07
02 2014

  .  Par Pascal LAURENT

La volonté de la Cour de cassation de limiter les possibilités d’annulation d’une rupture conventionnelle homologuée se confirme

La rupture conventionnelle ne met pas à l’abri les parties signataires de tout contentieux. La Cour de cassation a ainsi été amenée à se prononcer à diverses reprises sur ce mode de rupture au cours des derniers mois.

Il en ressort une volonté claire et non équivoque de la Cour de cassation de limiter au maximum les possibilités de remise en cause des ruptures qui ont été homologuées.

Dans ce courant jurisprudentiel, trois nouveaux arrêts ont été rendus le 29 janvier 2014. Dans ces arrêts, la Cour de cassation a dégagé les principes suivants :

  • le consentement du salarié à la rupture n’est pas automatiquement vicié s’il n’a pas été informé de la possibilité de se faire assister.
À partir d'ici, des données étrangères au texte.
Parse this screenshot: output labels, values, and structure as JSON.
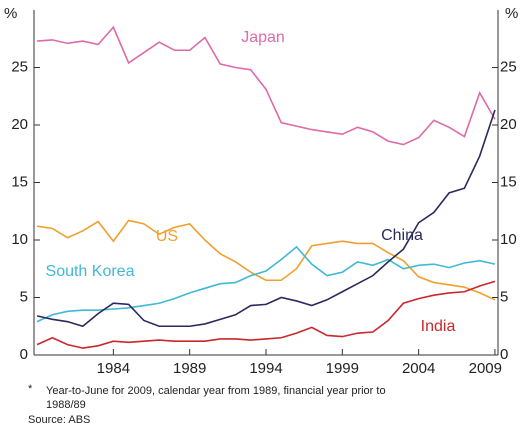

Cela n’est donc pas suffisant en soit pour pouvoir prétendre à l’annulation de la rupture conventionnelle homologuée ;
  • le défaut d’information du salarié par l’employeur de la possibilité de prendre contact avec pôle emploi avant de négocier la rupture du contrat de travail ne lui permet pas davantage de remettre en cause la validité de la rupture ;
  • dans la troisième affaire, une erreur avait été commise sur la mention de la fin du délai de rétractation. La Cour de cassation a jugé que le salarié ne pouvait pas se prévaloir d’un vice du consentement ou d’une privation de la possibilité de se rétracter, seuls motifs de nature à justifier l’annulation de la rupture.